混合介護の弾力化についても着目。これにより介護員の報酬に上乗せしやすくなる。具体例として、サービス提供時間内に同居家族の食事の支度を低料金かつ効率的にサービスを提供すること、特定の訪問介護員を希望できる指名料を徴収すること(人気のあるスタッフは給料が上がる)など。H29年度からの処遇改善加算では、経験もしくは資格などに応じて昇給する仕組み、または一定の基準に基づき定期に昇給する仕組みで経験・資格・評価の人事制度の仕組みにより反映させるもの。
今回の改正では、地域共生社会を謳っている。高齢者・障害者・児童(保育)各サービスを同じところで行う。富山型デイサービスは、高齢者と障害者・児童が同じところで給付の算定ができる仕組み。福祉の縦割行政をなくしていこうというもの。利用者が増えていくのに職員が足りないのであれば1つの場所で支援ができたらよいとの考え。分け隔てなく1つの事業所で高齢・障害者・子供もサービス提供していく。
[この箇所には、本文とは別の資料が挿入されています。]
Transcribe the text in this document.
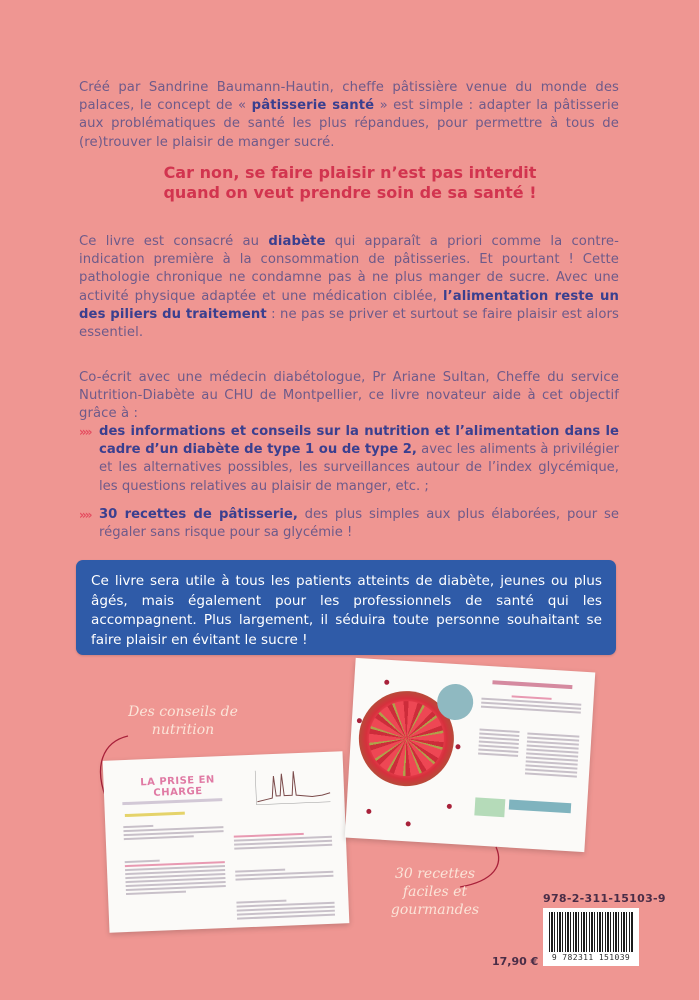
Créé par Sandrine Baumann-Hautin, cheffe pâtissière venue du monde des palaces, le concept de « pâtisserie santé » est simple : adapter la pâtisserie aux problématiques de santé les plus répandues, pour permettre à tous de (re)trouver le plaisir de manger sucré.
Car non, se faire plaisir n’est pas interdit
quand on veut prendre soin de sa santé !
Ce livre est consacré au diabète qui apparaît a priori comme la contre-indication première à la consommation de pâtisseries. Et pourtant ! Cette pathologie chronique ne condamne pas à ne plus manger de sucre. Avec une activité physique adaptée et une médication ciblée, l’alimentation reste un des piliers du traitement : ne pas se priver et surtout se faire plaisir est alors essentiel.
Co-écrit avec une médecin diabétologue, Pr Ariane Sultan, Cheffe du service Nutrition-Diabète au CHU de Montpellier, ce livre novateur aide à cet objectif grâce à :
»» des informations et conseils sur la nutrition et l’alimentation dans le cadre d’un diabète de type 1 ou de type 2, avec les aliments à privilégier et les alternatives possibles, les surveillances autour de l’index glycémique, les questions relatives au plaisir de manger, etc. ;
»» 30 recettes de pâtisserie, des plus simples aux plus élaborées, pour se régaler sans risque pour sa glycémie !
Ce livre sera utile à tous les patients atteints de diabète, jeunes ou plus âgés, mais également pour les professionnels de santé qui les accompagnent. Plus largement, il séduira toute personne souhaitant se faire plaisir en évitant le sucre !
Des conseils de nutrition
LA PRISE EN CHARGE

30 recettes faciles et gourmandes
978-2-311-15103-9
9 782311 151039
17,90 €
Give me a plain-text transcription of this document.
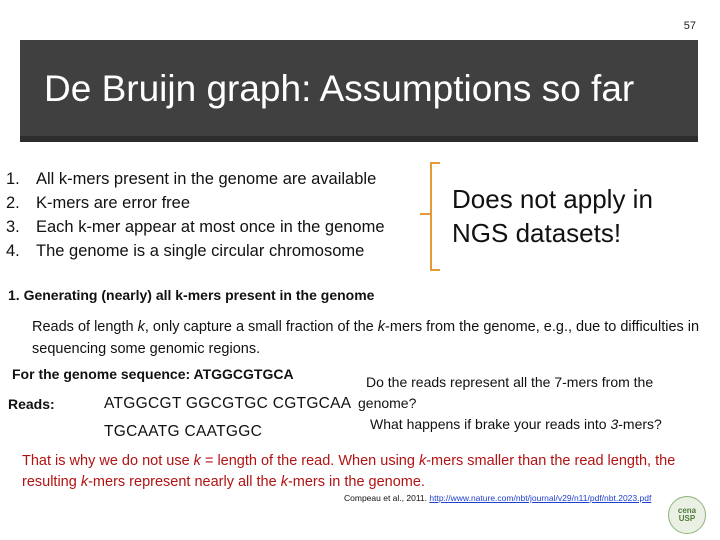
57
De Bruijn graph: Assumptions so far
1. All k-mers present in the genome are available
2. K-mers are error free
3. Each k-mer appear at most once in the genome
4. The genome is a single circular chromosome
Does not apply in
NGS datasets!
1. Generating (nearly) all k-mers present in the genome
Reads of length k, only capture a small fraction of the k-mers from the genome, e.g., due to difficulties in sequencing some genomic regions.
For the genome sequence: ATGGCGTGCA
Reads:	ATGGCGT GGCGTGC CGTGCAA
TGCAATG CAATGGC
Do the reads represent all the 7-mers from the
genome?
What happens if brake your reads into 3-mers?
That is why we do not use k = length of the read. When using k-mers smaller than the read length, the resulting k-mers represent nearly all the k-mers in the genome.
Compeau et al., 2011. http://www.nature.com/nbt/journal/v29/n11/pdf/nbt.2023.pdf
cena
USP
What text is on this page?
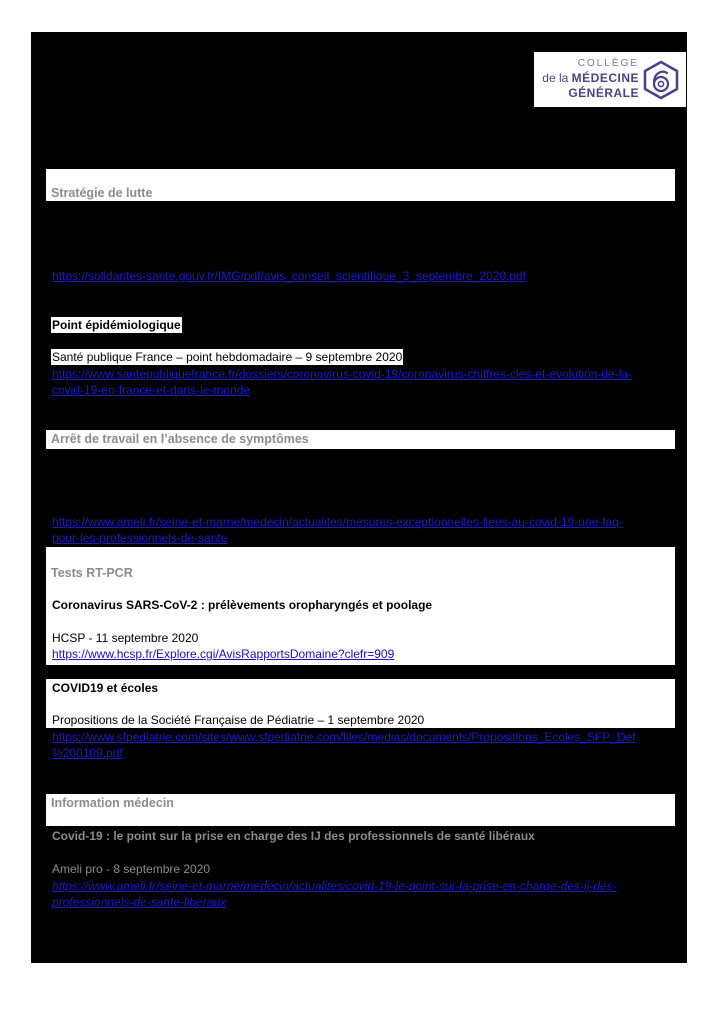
COLLÈGE
de la MÉDECINE
GÉNÉRALE
Stratégie de lutte
https://solidarites-sante.gouv.fr/IMG/pdf/avis_conseil_scientifique_3_septembre_2020.pdf
Point épidémiologique
Santé publique France – point hebdomadaire – 9 septembre 2020
https://www.santepubliquefrance.fr/dossiers/coronavirus-covid-19/coronavirus-chiffres-cles-et-evolution-de-la-
covid-19-en-france-et-dans-le-monde
Arrêt de travail en l’absence de symptômes
https://www.ameli.fr/seine-et-marne/medecin/actualites/mesures-exceptionnelles-liees-au-covid-19-une-faq-
pour-les-professionnels-de-sante
Tests RT-PCR
Coronavirus SARS-CoV-2 : prélèvements oropharyngés et poolage
HCSP - 11 septembre 2020
https://www.hcsp.fr/Explore.cgi/AvisRapportsDomaine?clefr=909
COVID19 et écoles
Propositions de la Société Française de Pédiatrie – 1 septembre 2020
https://www.sfpediatrie.com/sites/www.sfpediatrie.com/files/medias/documents/Propositions_Ecoles_SFP_Def
%200109.pdf
Information médecin
Covid-19 : le point sur la prise en charge des IJ des professionnels de santé libéraux
Ameli pro - 8 septembre 2020
https://www.ameli.fr/seine-et-marne/medecin/actualites/covid-19-le-point-sur-la-prise-en-charge-des-ij-des-
professionnels-de-sante-liberaux
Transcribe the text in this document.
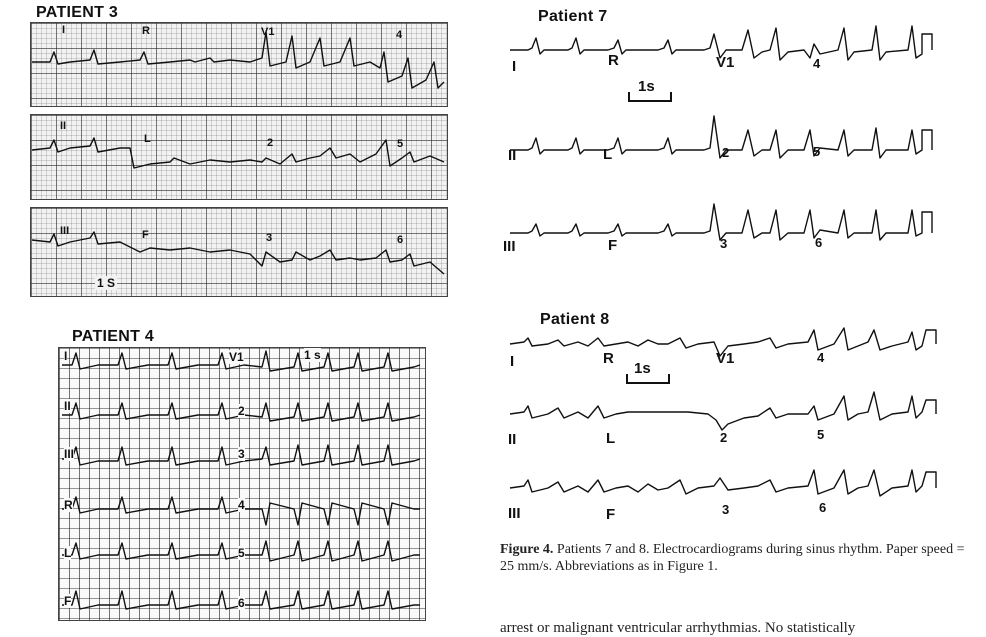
PATIENT 3
I	R	V1	4
II
L	2	5
III	F	3	6
1 S
PATIENT 4
I
II
III
R
L
F
V1
2
3
4
5
6
1 s
Patient 7
I	R	V1	4
1s
II	L	2	5
III	F	3	6
Patient 8
I	R	V1	4
1s
II	L	2	5
III	F	3	6
Figure 4. Patients 7 and 8. Electrocardiograms during sinus rhythm. Paper speed = 25 mm/s. Abbreviations as in Figure 1.
arrest or malignant ventricular arrhythmias. No statistically
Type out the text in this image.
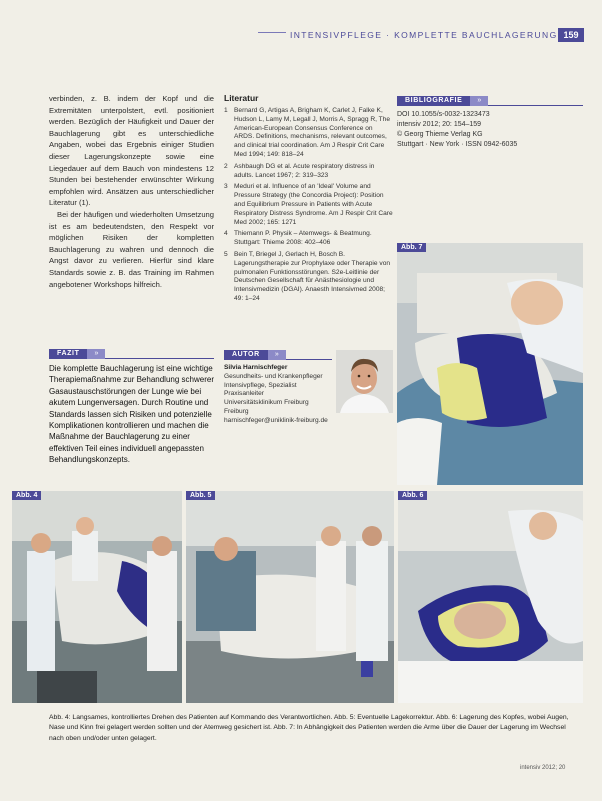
INTENSIVPFLEGE · KOMPLETTE BAUCHLAGERUNG 159

verbinden, z. B. indem der Kopf und die Extremitäten unterpolstert, evtl. positioniert werden. Bezüglich der Häufigkeit und Dauer der Bauchlagerung gibt es unterschiedliche Angaben, wobei das Ergebnis einiger Studien dieser Lagerungskonzepte sowie eine Liegedauer auf dem Bauch von mindestens 12 Stunden bei bestehender erwünschter Wirkung empfohlen wird. Ansätzen aus unterschiedlicher Literatur (1).

Bei der häufigen und wiederholten Umsetzung ist es am bedeutendsten, den Respekt vor möglichen Risiken der kompletten Bauchlagerung zu wahren und dennoch die Angst davor zu verlieren. Hierfür sind klare Standards sowie z. B. das Training im Rahmen angebotener Workshops hilfreich.

FAZIT	»
Die komplette Bauchlagerung ist eine wichtige Therapiemaßnahme zur Behandlung schwerer Gasaustauschstörungen der Lunge wie bei akutem Lungenversagen. Durch Routine und Standards lassen sich Risiken und potenzielle Komplikationen kontrollieren und machen die Maßnahme der Bauchlagerung zu einer effektiven Teil eines individuell angepassten Behandlungskonzepts.
Literatur
1 Bernard G, Artigas A, Brigham K, Carlet J, Falke K, Hudson L, Lamy M, Legall J, Morris A, Spragg R, The American-European Consensus Conference on ARDS. Definitions, mechanisms, relevant outcomes, and clinical trial coordination. Am J Respir Crit Care Med 1994; 149: 818–24
2 Ashbaugh DG et al. Acute respiratory distress in adults. Lancet 1967; 2: 319–323
3 Meduri et al. Influence of an 'Ideal' Volume and Pressure Strategy (the Concordia Project): Position and Equilibrium Pressure in Patients with Acute Respiratory Distress Syndrome. Am J Respir Crit Care Med 2002; 165: 1271
4 Thiemann P. Physik – Atemwegs- & Beatmung. Stuttgart: Thieme 2008: 402–406
5 Bein T, Briegel J, Gerlach H, Bosch B. Lagerungstherapie zur Prophylaxe oder Therapie von pulmonalen Funktionsstörungen. S2e-Leitlinie der Deutschen Gesellschaft für Anästhesiologie und Intensivmedizin (DGAI). Anaesth Intensivmed 2008; 49: 1–24
AUTOR	»
Silvia Harnischfeger
Gesundheits- und Krankenpfleger
Intensivpflege, Spezialist
Praxisanleiter
Universitätsklinikum Freiburg
Freiburg
harnischfeger@uniklinik-freiburg.de
BIBLIOGRAFIE	»
DOI 10.1055/s-0032-1323473
intensiv 2012; 20: 154–159
© Georg Thieme Verlag KG
Stuttgart · New York · ISSN 0942-6035
Abb. 7
Abb. 4	Abb. 5	Abb. 6
Abb. 4: Langsames, kontrolliertes Drehen des Patienten auf Kommando des Verantwortlichen. Abb. 5: Eventuelle Lagekorrektur. Abb. 6: Lagerung des Kopfes, wobei Augen, Nase und Kinn frei gelagert werden sollten und der Atemweg gesichert ist. Abb. 7: In Abhängigkeit des Patienten werden die Arme über die Dauer der Lagerung im Wechsel nach oben und/oder unten gelagert.
intensiv 2012; 20
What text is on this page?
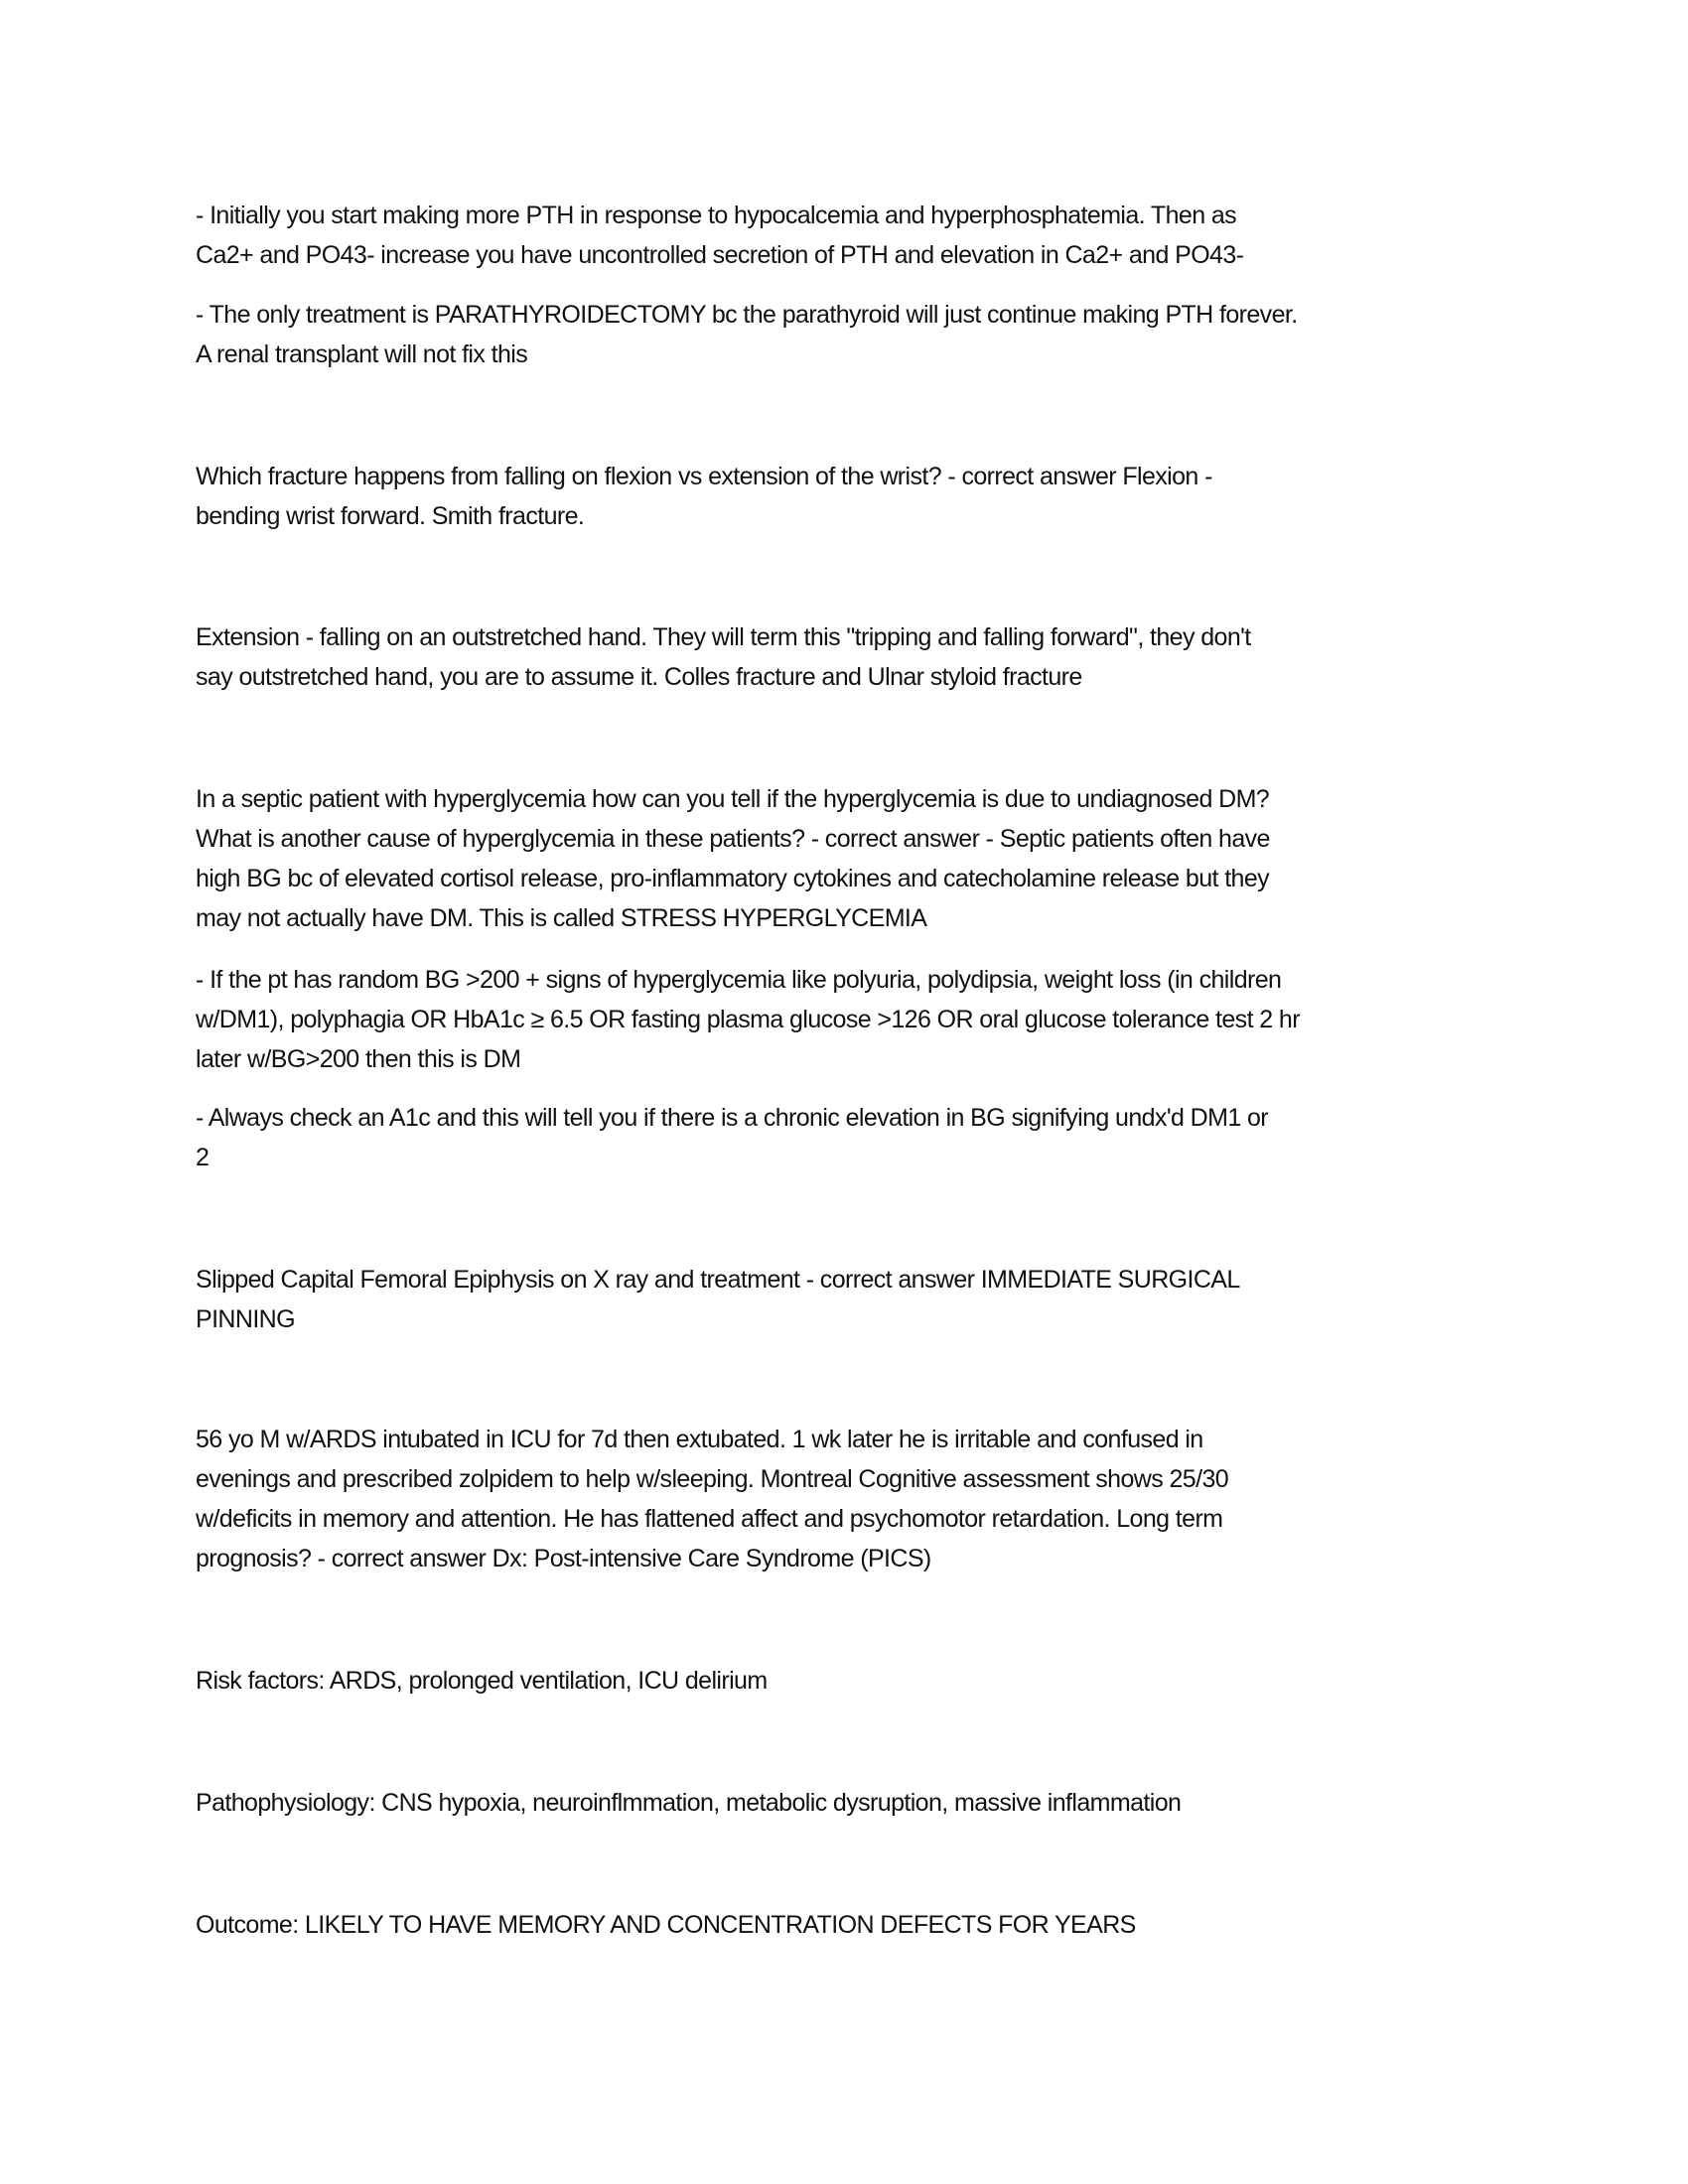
- Initially you start making more PTH in response to hypocalcemia and hyperphosphatemia. Then as
Ca2+ and PO43- increase you have uncontrolled secretion of PTH and elevation in Ca2+ and PO43-
- The only treatment is PARATHYROIDECTOMY bc the parathyroid will just continue making PTH forever.
A renal transplant will not fix this
Which fracture happens from falling on flexion vs extension of the wrist? - correct answer Flexion -
bending wrist forward. Smith fracture.
Extension - falling on an outstretched hand. They will term this "tripping and falling forward", they don't
say outstretched hand, you are to assume it. Colles fracture and Ulnar styloid fracture
In a septic patient with hyperglycemia how can you tell if the hyperglycemia is due to undiagnosed DM?
What is another cause of hyperglycemia in these patients? - correct answer - Septic patients often have
high BG bc of elevated cortisol release, pro-inflammatory cytokines and catecholamine release but they
may not actually have DM. This is called STRESS HYPERGLYCEMIA
- If the pt has random BG >200 + signs of hyperglycemia like polyuria, polydipsia, weight loss (in children
w/DM1), polyphagia OR HbA1c ≥ 6.5 OR fasting plasma glucose >126 OR oral glucose tolerance test 2 hr
later w/BG>200 then this is DM
- Always check an A1c and this will tell you if there is a chronic elevation in BG signifying undx'd DM1 or
2
Slipped Capital Femoral Epiphysis on X ray and treatment - correct answer IMMEDIATE SURGICAL
PINNING
56 yo M w/ARDS intubated in ICU for 7d then extubated. 1 wk later he is irritable and confused in
evenings and prescribed zolpidem to help w/sleeping. Montreal Cognitive assessment shows 25/30
w/deficits in memory and attention. He has flattened affect and psychomotor retardation. Long term
prognosis? - correct answer Dx: Post-intensive Care Syndrome (PICS)
Risk factors: ARDS, prolonged ventilation, ICU delirium
Pathophysiology: CNS hypoxia, neuroinflmmation, metabolic dysruption, massive inflammation
Outcome: LIKELY TO HAVE MEMORY AND CONCENTRATION DEFECTS FOR YEARS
今後、障害者と高齢者サービスを融合させ、高齢障害者の介護保険サービスの円滑な利用を進める可能性がある。H30年以降は介護と障害の連携というのは大きなテーマとなる。障害サービスは介護サービスに比べて事業所が少ない。今後、障害サービスをやっていく介護事業所が増えてくると考えられる。また、介護事業所数は増え、需要と供給の関係で利用者が集まらなく、一事業所の利用者数が減ってきている。事業所は、デイ・サ高住・特養・障害者サービスなどへの事業展開を検討し、生き残りを図るべきである。
《介護事業所の経営・組織強化》
経営はマネジメントをしないと潰れる。だから複合事業の導入などの中期計画を立て、保険外サービスに着手するために環境整備をする必要性がある。介護保険法の動向にアンテナを敏感にし、コンプライアンスリスクをクリアできる体制と人材への帰属意識の強化、経営・マネジメントの実践をする視点が大切である。複合事業によりリスク分散と利益の確保を図るべきである。今後、報酬単価が下がり人件費が上がることを考えれば、複数の事業を戦略的に展開し、利益幅を確保することが必要である。保険外サービスは活用ガイドブックが出来ているが事例が少ないため事業所は躊躇しているし、自治体も模索状態である。だからこそ市場調査すべである。しかし、介護事業所はマーケティング意識が少ないところが弱点ともいえる。
「介護保険サービス」はマイナスをゼロに、「介護保険外サービス」をゼロからプラスにしていくことである。「お金を出してでもいいからよりよく暮らしたい」ニーズがあるから、そこにマーケティングが必要となってくる。そのためには、地域の課題を知ることである。ケアマネの地域の状況把握力が大きい。
経営・組織強化を図るためには、①方針を決める・定め、②最適に「人・もの・金」の資源分配をし、③人を動かす工夫(人財の活用)と④環境整備である。経営を「財務・顧客・業務プロセス・人材の学習と成長」の視点から分析・評価すること。
後半では、この管理手法であるBSCを活用し、自分の組織の現状をチェック。組織の管理者・監督者としてのマネジメント力の分析ができたよい機会となった。